If I think anything better of myself, behold you stand against me and my sins bear witness to the truth, and I cannot contradict it.
But if I humble myself and (as I really am) account myself to be mere dust, your grace will be favorable to me and your light will draw nigh to my heart; and all self-esteem, however so small, will be sunk in the depth of my own nothingness and there lose itself forever.
It is there you show me to myself, what I am, what I have been and what I am to come to; for I am nothing and knew it not.
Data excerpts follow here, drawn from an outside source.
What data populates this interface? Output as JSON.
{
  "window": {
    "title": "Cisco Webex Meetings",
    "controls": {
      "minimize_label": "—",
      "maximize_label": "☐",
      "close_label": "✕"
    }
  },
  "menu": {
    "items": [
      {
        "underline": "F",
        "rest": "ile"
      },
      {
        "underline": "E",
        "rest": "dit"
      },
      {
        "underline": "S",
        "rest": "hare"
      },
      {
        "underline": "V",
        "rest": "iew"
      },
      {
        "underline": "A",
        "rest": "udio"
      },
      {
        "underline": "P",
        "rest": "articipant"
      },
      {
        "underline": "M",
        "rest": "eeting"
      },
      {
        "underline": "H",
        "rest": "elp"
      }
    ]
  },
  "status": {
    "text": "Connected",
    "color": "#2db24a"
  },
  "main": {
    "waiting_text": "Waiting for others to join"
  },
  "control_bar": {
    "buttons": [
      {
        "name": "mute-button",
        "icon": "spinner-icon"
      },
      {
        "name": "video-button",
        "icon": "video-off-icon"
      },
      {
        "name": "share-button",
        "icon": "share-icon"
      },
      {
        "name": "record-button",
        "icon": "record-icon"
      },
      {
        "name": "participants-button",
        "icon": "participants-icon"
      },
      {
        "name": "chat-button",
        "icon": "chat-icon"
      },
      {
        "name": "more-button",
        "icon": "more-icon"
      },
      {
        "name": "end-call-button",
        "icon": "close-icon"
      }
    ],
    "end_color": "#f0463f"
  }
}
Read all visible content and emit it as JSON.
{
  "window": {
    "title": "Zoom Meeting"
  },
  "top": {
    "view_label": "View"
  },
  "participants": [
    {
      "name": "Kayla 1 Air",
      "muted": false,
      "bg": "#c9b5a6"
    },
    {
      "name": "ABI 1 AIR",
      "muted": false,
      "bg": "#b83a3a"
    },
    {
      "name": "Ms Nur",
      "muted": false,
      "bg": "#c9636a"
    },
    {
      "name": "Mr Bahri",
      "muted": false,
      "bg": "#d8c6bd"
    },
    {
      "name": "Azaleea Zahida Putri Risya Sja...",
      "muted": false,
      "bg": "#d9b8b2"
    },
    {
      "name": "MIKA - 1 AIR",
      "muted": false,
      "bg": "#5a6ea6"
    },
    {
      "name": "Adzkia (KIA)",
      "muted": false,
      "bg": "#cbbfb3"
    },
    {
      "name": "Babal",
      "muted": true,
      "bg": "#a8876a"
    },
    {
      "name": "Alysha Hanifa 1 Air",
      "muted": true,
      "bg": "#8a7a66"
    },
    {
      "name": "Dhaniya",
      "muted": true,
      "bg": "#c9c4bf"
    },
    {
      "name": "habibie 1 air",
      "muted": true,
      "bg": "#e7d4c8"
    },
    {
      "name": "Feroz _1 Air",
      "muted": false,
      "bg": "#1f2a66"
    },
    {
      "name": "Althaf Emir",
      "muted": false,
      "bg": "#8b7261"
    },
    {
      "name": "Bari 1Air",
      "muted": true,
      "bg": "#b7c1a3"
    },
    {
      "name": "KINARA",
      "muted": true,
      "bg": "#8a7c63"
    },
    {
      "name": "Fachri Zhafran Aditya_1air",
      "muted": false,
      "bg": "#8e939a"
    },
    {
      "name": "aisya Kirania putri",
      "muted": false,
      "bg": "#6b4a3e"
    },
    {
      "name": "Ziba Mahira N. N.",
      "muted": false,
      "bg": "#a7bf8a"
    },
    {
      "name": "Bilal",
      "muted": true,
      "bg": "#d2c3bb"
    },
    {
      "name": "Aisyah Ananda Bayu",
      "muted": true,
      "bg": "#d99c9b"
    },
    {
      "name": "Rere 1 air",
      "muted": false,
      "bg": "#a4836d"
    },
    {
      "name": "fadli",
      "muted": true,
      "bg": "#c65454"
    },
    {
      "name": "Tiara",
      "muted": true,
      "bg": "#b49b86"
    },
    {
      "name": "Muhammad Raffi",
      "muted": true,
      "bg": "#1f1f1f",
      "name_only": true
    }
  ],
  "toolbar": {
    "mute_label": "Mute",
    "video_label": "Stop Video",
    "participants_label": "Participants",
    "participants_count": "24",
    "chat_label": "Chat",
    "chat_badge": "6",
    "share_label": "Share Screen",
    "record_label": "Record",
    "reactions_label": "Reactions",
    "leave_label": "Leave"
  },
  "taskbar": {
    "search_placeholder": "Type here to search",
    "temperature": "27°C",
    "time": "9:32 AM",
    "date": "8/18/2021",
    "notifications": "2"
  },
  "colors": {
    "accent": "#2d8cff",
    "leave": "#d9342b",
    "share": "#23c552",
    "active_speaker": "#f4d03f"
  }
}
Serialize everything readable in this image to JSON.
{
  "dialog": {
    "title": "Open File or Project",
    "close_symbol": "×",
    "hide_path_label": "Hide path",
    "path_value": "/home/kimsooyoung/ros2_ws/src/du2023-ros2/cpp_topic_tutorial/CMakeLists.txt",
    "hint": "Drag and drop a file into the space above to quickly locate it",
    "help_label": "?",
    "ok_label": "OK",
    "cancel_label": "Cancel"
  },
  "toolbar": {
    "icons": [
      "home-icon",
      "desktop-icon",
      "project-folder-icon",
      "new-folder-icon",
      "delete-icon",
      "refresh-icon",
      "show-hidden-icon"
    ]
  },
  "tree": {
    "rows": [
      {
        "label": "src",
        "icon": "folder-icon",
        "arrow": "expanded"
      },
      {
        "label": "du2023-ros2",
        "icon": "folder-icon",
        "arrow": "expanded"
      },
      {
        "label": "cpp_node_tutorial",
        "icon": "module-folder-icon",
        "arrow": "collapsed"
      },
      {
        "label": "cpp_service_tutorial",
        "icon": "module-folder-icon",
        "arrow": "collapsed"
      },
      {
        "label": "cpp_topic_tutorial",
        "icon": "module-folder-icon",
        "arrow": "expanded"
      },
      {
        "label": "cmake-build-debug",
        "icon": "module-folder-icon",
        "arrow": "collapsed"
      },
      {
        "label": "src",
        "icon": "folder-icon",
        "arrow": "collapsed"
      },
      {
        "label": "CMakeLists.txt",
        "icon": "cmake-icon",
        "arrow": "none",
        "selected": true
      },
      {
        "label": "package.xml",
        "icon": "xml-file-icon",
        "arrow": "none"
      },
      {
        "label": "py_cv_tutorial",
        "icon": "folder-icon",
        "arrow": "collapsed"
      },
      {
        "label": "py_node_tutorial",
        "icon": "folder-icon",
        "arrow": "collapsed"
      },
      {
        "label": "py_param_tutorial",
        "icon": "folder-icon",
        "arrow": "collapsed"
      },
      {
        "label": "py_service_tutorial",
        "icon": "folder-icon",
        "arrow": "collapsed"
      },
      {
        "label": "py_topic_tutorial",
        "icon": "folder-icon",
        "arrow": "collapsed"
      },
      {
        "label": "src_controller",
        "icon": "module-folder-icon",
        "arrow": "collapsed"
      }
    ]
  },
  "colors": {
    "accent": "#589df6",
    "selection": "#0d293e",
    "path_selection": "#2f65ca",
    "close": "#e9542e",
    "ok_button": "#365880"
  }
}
Psalm 72:22
If I am left to myself, behold I am nothing and all weakness; but if you should graciously look upon me, I presently become strong and am filled with a new joy.
And it is wonderful that I am so quickly raised up and so graciously embraced by you; I , who by my own weight am always sinking to the bottom.

It is your love that effects this, freely guiding me and assisting me in so many necessities, preserving me also from grievous dangers, and as I may truly say, delivering me from innumerable evils.
For by an evil loving of myself I lost myself, and by seeking you alone and purely loving you I found both myself and you, and by this love have more profoundly annihilated myself.
Because you, O most sweet Lord, are bountiful to me above all desert and above all I dare hope or ask for.
Blessed be you, O my God, for though I am unworthy of all good, yet your generosity and infinite goodness never ceases to do good, even to those who are ungrateful and that are turned away from you.
Oh, convert us to you, that we may be thankful, humble, and devout; for you are our salvation, our power and our strength. Psalm 111:8 Book iii chapter 8 of My Imitation of Christ

Lord, I humbly ask you to guide me through this day, to make of me what you will, and to remind me how small I truly am.

2 Comments:

At 8:22 PM, Blogger Desert Dreamer said...

Yes, I agree...but it only takes one time of sitting out in the yard in the middle of the night, looking out at the stars and knowing how much more is out there that we cannot even see or fathom in our thoughts to know that we are so small to His greatness because He is everywhere we can see and everywhere we cannot see as well. The smallness I speak of is not of embarassment, it is of the majesty of God.

 
At 7:45 AM, Blogger Desert Dreamer said...

The little church sits on top of solid granite. It's beautiful and I'll post some more photos of it. The best part about it is when they have Mass there. Usually there are so many people that we stand outside at the windows and doors and we have the beautiful background to witness. It's amazing.